The returned tr1: shared_ptr can be passed between DLLs without concern about cross-DLL. Tr1: shared_ptrs pointing to this stock will keep the trace of "which DLLs Delete should be used when the reference count of this stock changes to zero.

This item is not about tr1: shared_ptr -- it is about making the interface Easy to use correctly and difficult to use incorrectly -- but tr1: shared_ptr is such a simple method to eliminate some customer errors, it basically returns the cost of using it. The most common tr1: shared_ptr implementation comes from boost (see item 55 ). The shared_ptr size of boost is twice the size of a raw pointer (bare pointer).

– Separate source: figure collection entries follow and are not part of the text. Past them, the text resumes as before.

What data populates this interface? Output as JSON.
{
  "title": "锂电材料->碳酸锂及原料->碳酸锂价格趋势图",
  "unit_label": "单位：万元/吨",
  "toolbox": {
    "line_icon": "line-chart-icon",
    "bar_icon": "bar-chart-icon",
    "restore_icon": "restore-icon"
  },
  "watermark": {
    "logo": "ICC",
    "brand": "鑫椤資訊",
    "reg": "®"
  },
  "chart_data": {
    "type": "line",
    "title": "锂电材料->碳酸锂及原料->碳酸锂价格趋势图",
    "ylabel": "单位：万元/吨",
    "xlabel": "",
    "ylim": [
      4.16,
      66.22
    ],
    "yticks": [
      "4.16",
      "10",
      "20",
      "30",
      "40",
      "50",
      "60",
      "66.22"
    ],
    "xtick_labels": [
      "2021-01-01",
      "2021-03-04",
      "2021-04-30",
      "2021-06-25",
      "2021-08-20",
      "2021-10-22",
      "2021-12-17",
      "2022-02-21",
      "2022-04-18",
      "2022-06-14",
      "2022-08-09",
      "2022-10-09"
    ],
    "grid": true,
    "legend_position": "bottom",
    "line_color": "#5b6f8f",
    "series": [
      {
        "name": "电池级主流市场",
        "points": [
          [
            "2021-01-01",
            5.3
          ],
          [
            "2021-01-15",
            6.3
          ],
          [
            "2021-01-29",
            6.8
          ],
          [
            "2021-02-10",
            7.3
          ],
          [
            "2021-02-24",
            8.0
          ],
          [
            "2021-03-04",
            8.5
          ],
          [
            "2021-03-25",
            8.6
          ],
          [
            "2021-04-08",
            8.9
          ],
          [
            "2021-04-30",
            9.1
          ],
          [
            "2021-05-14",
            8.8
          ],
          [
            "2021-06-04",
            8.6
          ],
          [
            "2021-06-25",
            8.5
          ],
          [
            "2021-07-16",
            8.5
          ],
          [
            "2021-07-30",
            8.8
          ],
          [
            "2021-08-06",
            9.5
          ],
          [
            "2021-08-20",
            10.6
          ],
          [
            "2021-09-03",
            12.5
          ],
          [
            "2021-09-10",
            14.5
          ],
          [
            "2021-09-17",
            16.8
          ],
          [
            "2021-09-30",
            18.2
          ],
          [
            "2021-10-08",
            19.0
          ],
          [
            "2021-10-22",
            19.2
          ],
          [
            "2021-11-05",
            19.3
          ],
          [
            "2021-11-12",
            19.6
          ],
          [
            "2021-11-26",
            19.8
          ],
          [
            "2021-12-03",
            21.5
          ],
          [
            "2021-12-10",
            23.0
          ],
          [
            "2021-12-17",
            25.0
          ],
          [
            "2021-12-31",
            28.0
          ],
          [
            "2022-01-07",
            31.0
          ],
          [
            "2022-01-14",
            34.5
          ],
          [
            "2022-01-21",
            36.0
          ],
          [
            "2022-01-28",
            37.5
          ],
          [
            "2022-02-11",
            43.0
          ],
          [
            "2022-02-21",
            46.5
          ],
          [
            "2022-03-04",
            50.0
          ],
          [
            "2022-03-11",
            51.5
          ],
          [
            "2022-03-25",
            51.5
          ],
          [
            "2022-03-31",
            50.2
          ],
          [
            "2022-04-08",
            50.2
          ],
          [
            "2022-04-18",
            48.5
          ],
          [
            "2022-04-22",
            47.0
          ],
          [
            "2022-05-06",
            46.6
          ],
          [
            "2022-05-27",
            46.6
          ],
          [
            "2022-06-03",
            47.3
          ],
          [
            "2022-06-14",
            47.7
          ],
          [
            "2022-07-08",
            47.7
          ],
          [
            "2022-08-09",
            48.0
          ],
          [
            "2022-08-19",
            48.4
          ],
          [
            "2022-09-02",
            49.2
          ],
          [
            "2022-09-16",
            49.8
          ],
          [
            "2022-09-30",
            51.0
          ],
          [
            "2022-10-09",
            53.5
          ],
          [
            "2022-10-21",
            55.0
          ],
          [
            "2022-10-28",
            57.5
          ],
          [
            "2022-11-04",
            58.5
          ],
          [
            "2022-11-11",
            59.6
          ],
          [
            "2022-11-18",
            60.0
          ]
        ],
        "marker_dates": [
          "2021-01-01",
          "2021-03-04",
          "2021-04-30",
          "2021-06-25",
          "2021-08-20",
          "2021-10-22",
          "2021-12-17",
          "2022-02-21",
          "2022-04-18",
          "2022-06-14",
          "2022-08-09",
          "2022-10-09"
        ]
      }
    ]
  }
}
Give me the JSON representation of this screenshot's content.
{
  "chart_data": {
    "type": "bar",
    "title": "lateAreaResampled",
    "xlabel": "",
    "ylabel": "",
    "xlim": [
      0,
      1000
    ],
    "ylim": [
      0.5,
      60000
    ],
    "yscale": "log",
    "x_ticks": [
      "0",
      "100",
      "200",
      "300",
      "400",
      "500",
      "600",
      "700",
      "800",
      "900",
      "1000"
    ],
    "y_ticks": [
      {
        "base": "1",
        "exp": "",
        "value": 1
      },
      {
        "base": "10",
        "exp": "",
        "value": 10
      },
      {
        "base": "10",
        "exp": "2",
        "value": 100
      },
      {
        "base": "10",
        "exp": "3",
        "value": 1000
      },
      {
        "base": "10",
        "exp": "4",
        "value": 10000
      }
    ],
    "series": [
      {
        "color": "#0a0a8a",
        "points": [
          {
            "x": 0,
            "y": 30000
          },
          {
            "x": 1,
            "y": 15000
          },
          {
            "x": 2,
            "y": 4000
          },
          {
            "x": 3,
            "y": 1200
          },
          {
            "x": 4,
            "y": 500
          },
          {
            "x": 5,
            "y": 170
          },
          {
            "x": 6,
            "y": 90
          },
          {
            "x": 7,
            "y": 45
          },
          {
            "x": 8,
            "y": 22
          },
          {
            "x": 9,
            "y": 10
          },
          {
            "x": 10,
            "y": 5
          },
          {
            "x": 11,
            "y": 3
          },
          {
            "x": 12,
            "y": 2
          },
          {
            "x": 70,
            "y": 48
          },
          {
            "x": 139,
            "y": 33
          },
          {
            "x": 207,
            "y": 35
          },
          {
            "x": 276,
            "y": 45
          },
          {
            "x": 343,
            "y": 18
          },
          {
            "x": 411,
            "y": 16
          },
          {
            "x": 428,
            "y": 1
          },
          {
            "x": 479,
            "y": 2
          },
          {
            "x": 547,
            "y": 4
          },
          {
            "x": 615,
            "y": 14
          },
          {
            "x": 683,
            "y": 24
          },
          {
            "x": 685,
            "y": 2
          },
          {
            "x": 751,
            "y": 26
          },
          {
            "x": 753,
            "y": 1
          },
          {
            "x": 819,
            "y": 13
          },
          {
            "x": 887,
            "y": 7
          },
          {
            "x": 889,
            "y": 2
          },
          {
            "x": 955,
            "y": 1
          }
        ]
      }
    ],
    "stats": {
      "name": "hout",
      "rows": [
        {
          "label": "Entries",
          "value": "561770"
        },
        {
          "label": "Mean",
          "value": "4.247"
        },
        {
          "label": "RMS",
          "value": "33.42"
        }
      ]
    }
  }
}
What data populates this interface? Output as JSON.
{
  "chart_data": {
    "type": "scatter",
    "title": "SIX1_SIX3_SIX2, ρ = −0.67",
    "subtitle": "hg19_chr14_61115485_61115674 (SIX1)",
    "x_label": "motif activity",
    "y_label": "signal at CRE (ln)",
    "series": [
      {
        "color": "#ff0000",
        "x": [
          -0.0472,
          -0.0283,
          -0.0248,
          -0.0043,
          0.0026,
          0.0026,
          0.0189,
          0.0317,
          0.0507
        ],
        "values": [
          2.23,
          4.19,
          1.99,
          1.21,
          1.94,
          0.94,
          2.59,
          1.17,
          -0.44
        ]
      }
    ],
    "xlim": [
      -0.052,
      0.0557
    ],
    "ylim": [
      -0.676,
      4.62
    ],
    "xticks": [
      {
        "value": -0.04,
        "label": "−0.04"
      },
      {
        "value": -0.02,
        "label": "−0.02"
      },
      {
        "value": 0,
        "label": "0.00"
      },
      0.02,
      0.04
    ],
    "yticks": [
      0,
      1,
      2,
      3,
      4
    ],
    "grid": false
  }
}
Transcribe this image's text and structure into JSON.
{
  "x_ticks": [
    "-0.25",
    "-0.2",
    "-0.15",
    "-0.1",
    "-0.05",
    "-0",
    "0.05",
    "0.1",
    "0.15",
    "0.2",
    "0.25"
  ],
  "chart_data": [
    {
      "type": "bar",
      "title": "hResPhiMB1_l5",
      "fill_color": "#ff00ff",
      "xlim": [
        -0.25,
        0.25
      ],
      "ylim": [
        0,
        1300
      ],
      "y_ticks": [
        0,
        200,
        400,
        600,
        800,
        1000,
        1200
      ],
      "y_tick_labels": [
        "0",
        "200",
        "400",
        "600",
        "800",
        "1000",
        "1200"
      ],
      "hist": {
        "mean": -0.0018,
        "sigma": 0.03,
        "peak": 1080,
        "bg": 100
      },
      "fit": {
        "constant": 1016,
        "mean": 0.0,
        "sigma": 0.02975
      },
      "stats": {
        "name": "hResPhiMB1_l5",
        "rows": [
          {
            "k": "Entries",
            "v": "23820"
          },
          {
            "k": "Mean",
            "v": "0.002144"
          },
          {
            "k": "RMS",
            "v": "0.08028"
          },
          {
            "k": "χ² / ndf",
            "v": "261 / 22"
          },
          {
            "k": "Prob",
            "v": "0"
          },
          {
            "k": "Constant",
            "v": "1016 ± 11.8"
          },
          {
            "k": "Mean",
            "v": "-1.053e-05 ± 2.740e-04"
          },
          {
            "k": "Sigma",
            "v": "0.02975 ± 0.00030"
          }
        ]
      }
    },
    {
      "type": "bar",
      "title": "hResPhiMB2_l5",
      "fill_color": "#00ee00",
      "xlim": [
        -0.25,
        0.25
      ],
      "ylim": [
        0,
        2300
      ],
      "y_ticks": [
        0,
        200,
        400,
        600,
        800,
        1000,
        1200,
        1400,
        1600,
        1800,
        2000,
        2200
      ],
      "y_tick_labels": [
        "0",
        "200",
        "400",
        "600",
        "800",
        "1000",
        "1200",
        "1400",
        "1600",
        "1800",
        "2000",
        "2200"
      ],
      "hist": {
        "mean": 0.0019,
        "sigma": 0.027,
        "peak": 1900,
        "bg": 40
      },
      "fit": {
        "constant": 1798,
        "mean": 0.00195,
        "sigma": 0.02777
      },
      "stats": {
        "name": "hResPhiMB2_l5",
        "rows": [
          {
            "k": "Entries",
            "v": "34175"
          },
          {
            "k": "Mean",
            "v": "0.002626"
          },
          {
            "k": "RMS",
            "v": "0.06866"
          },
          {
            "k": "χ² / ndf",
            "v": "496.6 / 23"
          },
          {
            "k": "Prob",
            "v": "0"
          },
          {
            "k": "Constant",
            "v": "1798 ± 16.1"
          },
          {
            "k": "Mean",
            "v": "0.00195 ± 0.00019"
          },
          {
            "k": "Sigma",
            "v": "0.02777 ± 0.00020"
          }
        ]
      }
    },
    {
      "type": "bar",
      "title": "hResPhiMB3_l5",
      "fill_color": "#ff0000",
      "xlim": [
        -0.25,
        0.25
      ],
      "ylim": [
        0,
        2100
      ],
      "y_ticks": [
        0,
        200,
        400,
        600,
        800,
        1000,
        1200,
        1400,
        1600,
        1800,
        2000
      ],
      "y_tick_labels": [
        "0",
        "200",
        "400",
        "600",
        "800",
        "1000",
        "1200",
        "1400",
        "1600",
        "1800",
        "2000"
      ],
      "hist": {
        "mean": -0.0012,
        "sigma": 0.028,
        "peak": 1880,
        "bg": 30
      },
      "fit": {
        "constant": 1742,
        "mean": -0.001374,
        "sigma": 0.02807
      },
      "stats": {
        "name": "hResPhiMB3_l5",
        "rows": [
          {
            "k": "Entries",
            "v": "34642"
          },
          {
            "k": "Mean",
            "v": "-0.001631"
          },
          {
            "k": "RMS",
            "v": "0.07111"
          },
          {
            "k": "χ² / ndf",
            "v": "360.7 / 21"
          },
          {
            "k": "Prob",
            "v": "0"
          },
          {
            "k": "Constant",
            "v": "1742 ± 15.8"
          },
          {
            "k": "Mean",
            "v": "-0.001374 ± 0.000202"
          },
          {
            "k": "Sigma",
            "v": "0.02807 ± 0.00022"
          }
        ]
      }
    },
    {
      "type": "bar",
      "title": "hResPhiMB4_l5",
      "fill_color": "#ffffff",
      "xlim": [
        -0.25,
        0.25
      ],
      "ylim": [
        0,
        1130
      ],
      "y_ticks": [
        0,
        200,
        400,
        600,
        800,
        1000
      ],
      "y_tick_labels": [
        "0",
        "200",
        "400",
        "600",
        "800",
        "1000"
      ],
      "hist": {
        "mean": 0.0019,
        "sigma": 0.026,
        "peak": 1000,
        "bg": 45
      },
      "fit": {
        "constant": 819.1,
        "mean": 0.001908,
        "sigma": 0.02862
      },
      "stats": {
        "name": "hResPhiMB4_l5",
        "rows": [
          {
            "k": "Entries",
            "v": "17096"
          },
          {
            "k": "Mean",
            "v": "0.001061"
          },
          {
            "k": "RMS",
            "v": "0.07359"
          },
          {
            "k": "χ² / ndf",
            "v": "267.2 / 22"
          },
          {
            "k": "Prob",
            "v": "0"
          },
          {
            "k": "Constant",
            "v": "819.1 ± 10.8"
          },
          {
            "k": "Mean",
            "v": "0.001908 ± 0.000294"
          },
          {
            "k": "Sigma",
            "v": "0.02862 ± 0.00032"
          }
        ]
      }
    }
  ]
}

It uses dynamic memory allocation for data in bookkeeping and deleter-specific (er-specific, when er is called, a virtual function (virtual function) is used for calling. In an application that it deems to be multithreaded (multi-thread), the reference count is changed whenever, thread Synchronization (thread synchronization) overhead. (You can define a Preprocessor symbol to invalidate multithreading support .) In terms of disadvantages, it is larger than a raw pointer (bare pointer), slower than a raw pointer (bare pointer), and uses auxiliary dynamic memory. In many applications, the additional runtime overhead is not significant, but the reduction in customer errors is visible to everyone.

Things to remember

• Good interfaces (interfaces) are easy to use correctly and difficult to use incorrectly. You should work on this feature in all your interfaces (interfaces.

• Methods that are easy to use include keeping interfaces (Interface) and behavioral compatibility consistent with built-in types (built-in type.

• Methods to prevent errors include creating new types, limiting type operations, limiting object values, and eliminating customers' resource management responsibilities.

• Tr1: shared_ptr supports custom deleter. This prevents cross-DLL issues and can be used to automatically unlock mutex (see item 14.